Wednesday, September 30, 2009

Rocky Mountain Pig Roast

My acoustic blues duo played a private event - a pig roast - last Monday, up in the mountains South of Denver. After it got dark it was COLD!

I didn't use an amp (I never do in the acoustic duo) but this pic shows my Shure SM57 microphone with wind filter. It sounds a LOT darker than a SM58, much better for harp. Also in the pic is the machine head of Scott Huntington's Ovation guitar. This is the musician's eye view of a pig roast.

This photo does not do justice to the beauty of the setting. This was WAY off the beaten path, in a little valley ringed with stands of aspen and pine up in the Pike National Forest. The food was great and the party was fun. We got invited back for next year.

Gear Notes: We did have electricity -- from solar power. We used my Mackie 808M powered mixer and two Yamaha S115V speakers. The sound was good.

Tuesday, September 1, 2009

Clay Kirkland's Fender Frontman 15

It was an amazing performance. At one of the Denver prelims of the International Blues Challenge, Clay Kirkland blew everyone away with a harp performance that rivetted the audience. His band was only three pieces (harp, guitar, bass) amid a roster of big blues power bands, some of which were among the cream of the crop of Denver blues acts. The room was filled with the Denver blues heavyweights, yet they gave Clay Kirkland two standing ovations during his 25-minute set, and he walked away the winner.
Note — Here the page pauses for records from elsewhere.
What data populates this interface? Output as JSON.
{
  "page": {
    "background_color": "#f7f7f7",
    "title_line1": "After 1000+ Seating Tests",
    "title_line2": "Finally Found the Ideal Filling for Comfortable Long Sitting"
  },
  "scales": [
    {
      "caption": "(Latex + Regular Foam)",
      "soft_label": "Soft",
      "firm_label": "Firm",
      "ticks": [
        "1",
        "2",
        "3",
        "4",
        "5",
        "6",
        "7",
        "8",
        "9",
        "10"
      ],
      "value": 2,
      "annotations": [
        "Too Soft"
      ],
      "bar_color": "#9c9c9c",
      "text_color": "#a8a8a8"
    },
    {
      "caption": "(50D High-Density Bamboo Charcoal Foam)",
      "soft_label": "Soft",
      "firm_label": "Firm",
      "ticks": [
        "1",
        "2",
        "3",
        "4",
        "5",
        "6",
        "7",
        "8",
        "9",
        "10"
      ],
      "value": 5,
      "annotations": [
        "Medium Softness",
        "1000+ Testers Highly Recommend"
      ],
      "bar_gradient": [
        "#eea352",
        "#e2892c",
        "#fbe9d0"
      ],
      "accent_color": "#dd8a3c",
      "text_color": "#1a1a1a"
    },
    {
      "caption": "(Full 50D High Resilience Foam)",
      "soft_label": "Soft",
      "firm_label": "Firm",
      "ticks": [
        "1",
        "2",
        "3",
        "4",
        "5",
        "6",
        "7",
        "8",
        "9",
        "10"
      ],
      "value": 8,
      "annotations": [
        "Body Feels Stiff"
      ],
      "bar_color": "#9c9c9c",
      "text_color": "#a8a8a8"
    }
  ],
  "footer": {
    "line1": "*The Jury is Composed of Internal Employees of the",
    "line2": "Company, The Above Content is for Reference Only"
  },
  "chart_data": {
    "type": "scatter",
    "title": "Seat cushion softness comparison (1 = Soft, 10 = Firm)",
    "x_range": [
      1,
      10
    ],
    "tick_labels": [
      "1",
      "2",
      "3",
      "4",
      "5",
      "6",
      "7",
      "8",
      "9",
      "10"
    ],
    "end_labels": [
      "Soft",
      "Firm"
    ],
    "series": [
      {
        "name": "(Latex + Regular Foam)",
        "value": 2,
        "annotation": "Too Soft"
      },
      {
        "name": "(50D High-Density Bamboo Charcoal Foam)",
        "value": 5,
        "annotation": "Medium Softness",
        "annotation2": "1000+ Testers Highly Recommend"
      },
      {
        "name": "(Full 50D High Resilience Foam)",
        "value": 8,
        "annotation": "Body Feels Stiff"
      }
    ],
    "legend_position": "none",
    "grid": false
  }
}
All that is pretty amazing, but here is the really amazing part. His harp amp was a Fender Frontman 15R, pictured above. That's right... He won the day with a cheap little solid state amp that is bundled with a Squire Strat in a $200 "Guitar Starter Kit" at Wal-Mart. It isn't even the new model of the
Frontman 15 that sells for $79.99. It's a late-90s version that sold for even less.

Clay's tone was awesome: both sweet and nasty. His mic was a cool old Shure PE585V, the mic he's been using since he saw James Cotton use one in 1970. He ran it through an
Ibanez Delay Champ, a pedal long out of production. He played a long slow tribute to SBW and James Cotton that had the audience hanging on every note. His closing song was one of the best versions of "Help Me" I've heard, with dynamics that swung from you-can-hear-a-pin-drop lows to crashing crescendos. It was quite a performance.

One of the bands Clay beat that day was mine, and I have zero shame in saying I was rooting for him to win. Dude was G-O-O-D! He made that cheap little amp sound better than most big expensive boutique amps I've heard.